Besides the promising phototherapy effect in vivo, there were no changes in the relative body weights of any of the mice that we studied (Figure S12A, Supporting Information), indicating the low acute toxicity during the treatment. In addition, the biosafety assessment of the MnO₂/DVDMS including the alanine aminotransferase, aspartate transaminase, and hematoxylin and eosin stained organ slices showed no obvious in vivo toxicity of MnO₂/DVDMS (Figure S12B,C, Supporting Information).

In conclusion, we have reported the design and synthesis of a novel tumor environment-triggered supramolecular assembly of nanostructure. This supramolecular engineering nanoplatform integrates a variety of functions that include imaging (fluorescent imaging, MR imaging, and PA imaging) as well as synergetic combination of phototherapies (PTT and PDT). The MnO₂ nanosheet served as a highly effective carrier for photosensitizer DVDMS and as an in situ oxygen and nanoDVD generator. In the tumor environment, MnO₂/DVDMS could be reduced by GSH and H₂O₂, leading to the release of Mn²⁺, DVDMS, and O₂. The nanoDVD assembled within the tumor cells/tissues features enhanced theranostic capability, as demonstrated by the Mn²⁺-assisted nanoassembly process of DVDMS. We found that the drug delivery and treatment effect could be monitored by activated fluorescence/MR/PA imaging.
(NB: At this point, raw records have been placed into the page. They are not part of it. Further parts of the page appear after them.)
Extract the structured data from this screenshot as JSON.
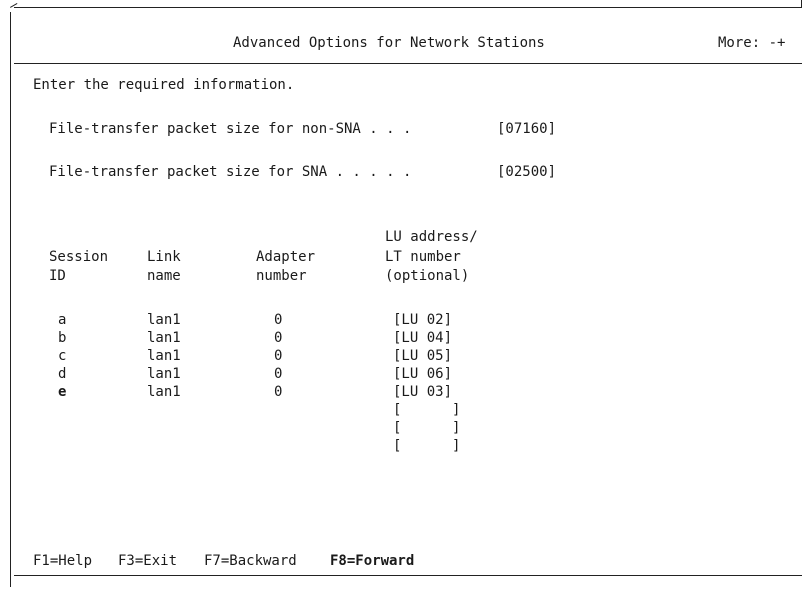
{
  "screen": {
    "title": "Advanced Options for Network Stations",
    "more": "More: -+",
    "instruction": "Enter the required information."
  },
  "fields": {
    "nonsna_label": "File-transfer packet size for non-SNA . . .",
    "nonsna_value": "[07160]",
    "sna_label": "File-transfer packet size for SNA . . . . .",
    "sna_value": "[02500]"
  },
  "table": {
    "headers": {
      "session_1": "Session",
      "session_2": "ID",
      "link_1": "Link",
      "link_2": "name",
      "adapter_1": "Adapter",
      "adapter_2": "number",
      "lu_1": "LU address/",
      "lu_2": "LT number",
      "lu_3": "(optional)"
    },
    "rows": [
      {
        "id": "a",
        "link": "lan1",
        "adapter": "0",
        "lu": "[LU 02]"
      },
      {
        "id": "b",
        "link": "lan1",
        "adapter": "0",
        "lu": "[LU 04]"
      },
      {
        "id": "c",
        "link": "lan1",
        "adapter": "0",
        "lu": "[LU 05]"
      },
      {
        "id": "d",
        "link": "lan1",
        "adapter": "0",
        "lu": "[LU 06]"
      },
      {
        "id": "e",
        "link": "lan1",
        "adapter": "0",
        "lu": "[LU 03]"
      }
    ],
    "empty_lu": [
      "[      ]",
      "[      ]",
      "[      ]"
    ]
  },
  "function_keys": {
    "f1": "F1=Help",
    "f3": "F3=Exit",
    "f7": "F7=Backward",
    "f8": "F8=Forward"
  }
}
Furthermore, the consumption of GSH, the production of O₂, and the formation of nanoDVD demonstrated overall improved phototherapy efficacy in vitro and in vivo. We believe that this report not only represents a simple approach to construct stimuli- responsive supramolecular nanomaterials but also provides a unique theranostic nanoplatform for cancer phototherapy through cancer-specific delivery and image-guided evaluation of therapy.